Please provide the source data you used when you experienced the problem. For publicly available data please provide a URL or path of the source data.

For example: individual ChromeOS syslog file

The method you used to install Plaso:

For example:
* installed from [GiFT PPA][https://launchpad.net/~gift] stable track
* installed from [GiFT COPR][https://copr.fedorainfracloud.org/coprs/g/gift/] stable track
* installed from [l2tbinaries][https://github.com/log2timeline/l2tbinaries] main branch
* built using [l2devtools][https://github.com/log2timeline/l2tdevtools]
* other, namely ...

If multiple installation methods were used please indicate.

**Expected behavior:**

A clear and concise description of what you expected to happen.

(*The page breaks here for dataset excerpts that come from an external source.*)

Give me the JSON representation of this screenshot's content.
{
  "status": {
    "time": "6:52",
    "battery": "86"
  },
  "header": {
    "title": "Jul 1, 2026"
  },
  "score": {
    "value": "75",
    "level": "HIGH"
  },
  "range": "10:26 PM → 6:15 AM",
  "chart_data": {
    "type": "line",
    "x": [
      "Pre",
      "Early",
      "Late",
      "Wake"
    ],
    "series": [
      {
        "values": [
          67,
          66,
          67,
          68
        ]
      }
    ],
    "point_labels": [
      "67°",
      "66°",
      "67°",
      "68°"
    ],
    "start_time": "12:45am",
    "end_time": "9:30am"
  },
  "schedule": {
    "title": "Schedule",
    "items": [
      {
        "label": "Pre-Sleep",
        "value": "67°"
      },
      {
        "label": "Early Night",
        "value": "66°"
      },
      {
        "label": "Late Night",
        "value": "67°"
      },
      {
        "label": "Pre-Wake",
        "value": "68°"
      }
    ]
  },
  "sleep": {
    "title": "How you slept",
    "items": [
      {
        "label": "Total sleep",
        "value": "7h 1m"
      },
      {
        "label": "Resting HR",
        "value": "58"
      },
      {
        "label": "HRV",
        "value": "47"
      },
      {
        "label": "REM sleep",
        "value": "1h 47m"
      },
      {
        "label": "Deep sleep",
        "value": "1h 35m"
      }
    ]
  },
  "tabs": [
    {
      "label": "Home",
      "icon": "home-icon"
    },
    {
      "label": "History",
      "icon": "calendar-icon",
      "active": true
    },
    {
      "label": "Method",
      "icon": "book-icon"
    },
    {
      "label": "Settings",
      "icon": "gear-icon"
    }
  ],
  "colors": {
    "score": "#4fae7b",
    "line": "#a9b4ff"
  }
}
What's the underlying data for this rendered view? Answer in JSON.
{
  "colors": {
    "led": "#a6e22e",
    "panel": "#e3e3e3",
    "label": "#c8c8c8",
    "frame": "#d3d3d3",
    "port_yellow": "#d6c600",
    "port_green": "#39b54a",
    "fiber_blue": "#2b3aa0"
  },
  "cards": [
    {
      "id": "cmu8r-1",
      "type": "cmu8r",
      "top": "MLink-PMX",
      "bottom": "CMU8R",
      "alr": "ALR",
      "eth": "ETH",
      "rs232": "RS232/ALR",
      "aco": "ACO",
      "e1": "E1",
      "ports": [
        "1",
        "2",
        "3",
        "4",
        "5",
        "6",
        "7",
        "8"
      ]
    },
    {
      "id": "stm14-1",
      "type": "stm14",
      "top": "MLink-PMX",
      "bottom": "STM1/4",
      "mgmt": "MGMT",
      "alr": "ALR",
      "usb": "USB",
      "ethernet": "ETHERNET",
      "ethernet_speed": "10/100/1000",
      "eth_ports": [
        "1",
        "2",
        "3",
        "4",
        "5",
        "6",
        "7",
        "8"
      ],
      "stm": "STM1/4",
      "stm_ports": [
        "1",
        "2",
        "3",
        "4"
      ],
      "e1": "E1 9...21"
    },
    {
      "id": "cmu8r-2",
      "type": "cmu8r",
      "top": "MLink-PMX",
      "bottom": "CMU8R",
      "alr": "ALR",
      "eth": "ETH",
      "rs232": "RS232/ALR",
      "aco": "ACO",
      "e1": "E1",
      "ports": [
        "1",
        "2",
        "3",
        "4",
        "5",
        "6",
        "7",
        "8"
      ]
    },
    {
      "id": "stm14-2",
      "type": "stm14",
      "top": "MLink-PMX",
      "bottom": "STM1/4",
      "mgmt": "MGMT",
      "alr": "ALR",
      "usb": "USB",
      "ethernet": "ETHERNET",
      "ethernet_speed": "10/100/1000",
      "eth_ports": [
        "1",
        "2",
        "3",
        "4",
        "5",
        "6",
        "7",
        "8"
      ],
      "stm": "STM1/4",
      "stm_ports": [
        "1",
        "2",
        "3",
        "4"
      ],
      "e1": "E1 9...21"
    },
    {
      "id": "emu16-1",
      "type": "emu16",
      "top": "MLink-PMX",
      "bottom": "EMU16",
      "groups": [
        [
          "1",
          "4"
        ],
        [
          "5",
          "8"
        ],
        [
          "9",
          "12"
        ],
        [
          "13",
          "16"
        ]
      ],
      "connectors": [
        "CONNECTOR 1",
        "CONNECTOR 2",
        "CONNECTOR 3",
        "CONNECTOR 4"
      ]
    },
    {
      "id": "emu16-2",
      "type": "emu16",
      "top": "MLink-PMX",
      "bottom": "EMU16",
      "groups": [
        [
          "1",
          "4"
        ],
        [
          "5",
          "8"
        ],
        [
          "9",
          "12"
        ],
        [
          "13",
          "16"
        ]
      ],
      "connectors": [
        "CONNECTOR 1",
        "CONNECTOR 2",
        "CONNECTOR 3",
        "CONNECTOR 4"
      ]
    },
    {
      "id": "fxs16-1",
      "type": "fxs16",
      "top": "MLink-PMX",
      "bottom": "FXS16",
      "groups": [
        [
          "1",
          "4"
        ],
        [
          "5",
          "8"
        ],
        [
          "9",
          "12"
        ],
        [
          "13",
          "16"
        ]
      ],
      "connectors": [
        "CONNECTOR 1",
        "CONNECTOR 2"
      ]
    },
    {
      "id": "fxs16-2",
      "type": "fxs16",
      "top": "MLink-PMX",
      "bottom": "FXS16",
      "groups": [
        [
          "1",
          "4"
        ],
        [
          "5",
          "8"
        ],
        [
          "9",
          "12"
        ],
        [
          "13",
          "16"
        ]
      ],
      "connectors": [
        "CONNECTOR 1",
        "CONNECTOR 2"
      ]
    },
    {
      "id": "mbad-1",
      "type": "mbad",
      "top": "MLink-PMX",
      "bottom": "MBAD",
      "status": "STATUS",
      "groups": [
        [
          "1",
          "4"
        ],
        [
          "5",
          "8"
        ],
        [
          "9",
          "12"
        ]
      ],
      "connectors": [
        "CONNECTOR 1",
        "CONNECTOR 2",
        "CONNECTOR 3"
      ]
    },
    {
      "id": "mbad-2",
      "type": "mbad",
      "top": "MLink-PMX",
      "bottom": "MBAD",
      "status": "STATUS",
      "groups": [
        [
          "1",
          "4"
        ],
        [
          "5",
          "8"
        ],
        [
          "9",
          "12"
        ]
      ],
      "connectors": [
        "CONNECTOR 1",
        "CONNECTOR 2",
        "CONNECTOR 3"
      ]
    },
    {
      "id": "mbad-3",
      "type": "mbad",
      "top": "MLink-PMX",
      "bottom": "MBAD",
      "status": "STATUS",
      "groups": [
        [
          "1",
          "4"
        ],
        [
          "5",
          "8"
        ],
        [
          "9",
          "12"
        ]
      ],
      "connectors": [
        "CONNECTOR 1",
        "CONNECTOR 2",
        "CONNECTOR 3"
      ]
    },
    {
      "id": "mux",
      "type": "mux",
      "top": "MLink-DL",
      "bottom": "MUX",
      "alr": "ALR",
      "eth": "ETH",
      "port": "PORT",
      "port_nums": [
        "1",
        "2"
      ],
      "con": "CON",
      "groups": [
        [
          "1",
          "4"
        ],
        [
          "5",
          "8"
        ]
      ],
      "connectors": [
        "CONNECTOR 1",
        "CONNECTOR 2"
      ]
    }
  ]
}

**Debug output/tracebacks:**

You can run log2timeline tools with "-d" to generate debug output, and include anything relevant. Also see: [Producing debug logs][https://plaso.readthedocs.io/en/latest/sources/Troubleshooting.html#producing-debug-logs]

Please DO NOT provide screenshots, they can be hard to read.

For more information see the [troubleshooting guide][https://plaso.readthedocs.io/en/latest/sources/Troubleshooting.html]

**Additional context**

Any other context about the problem here.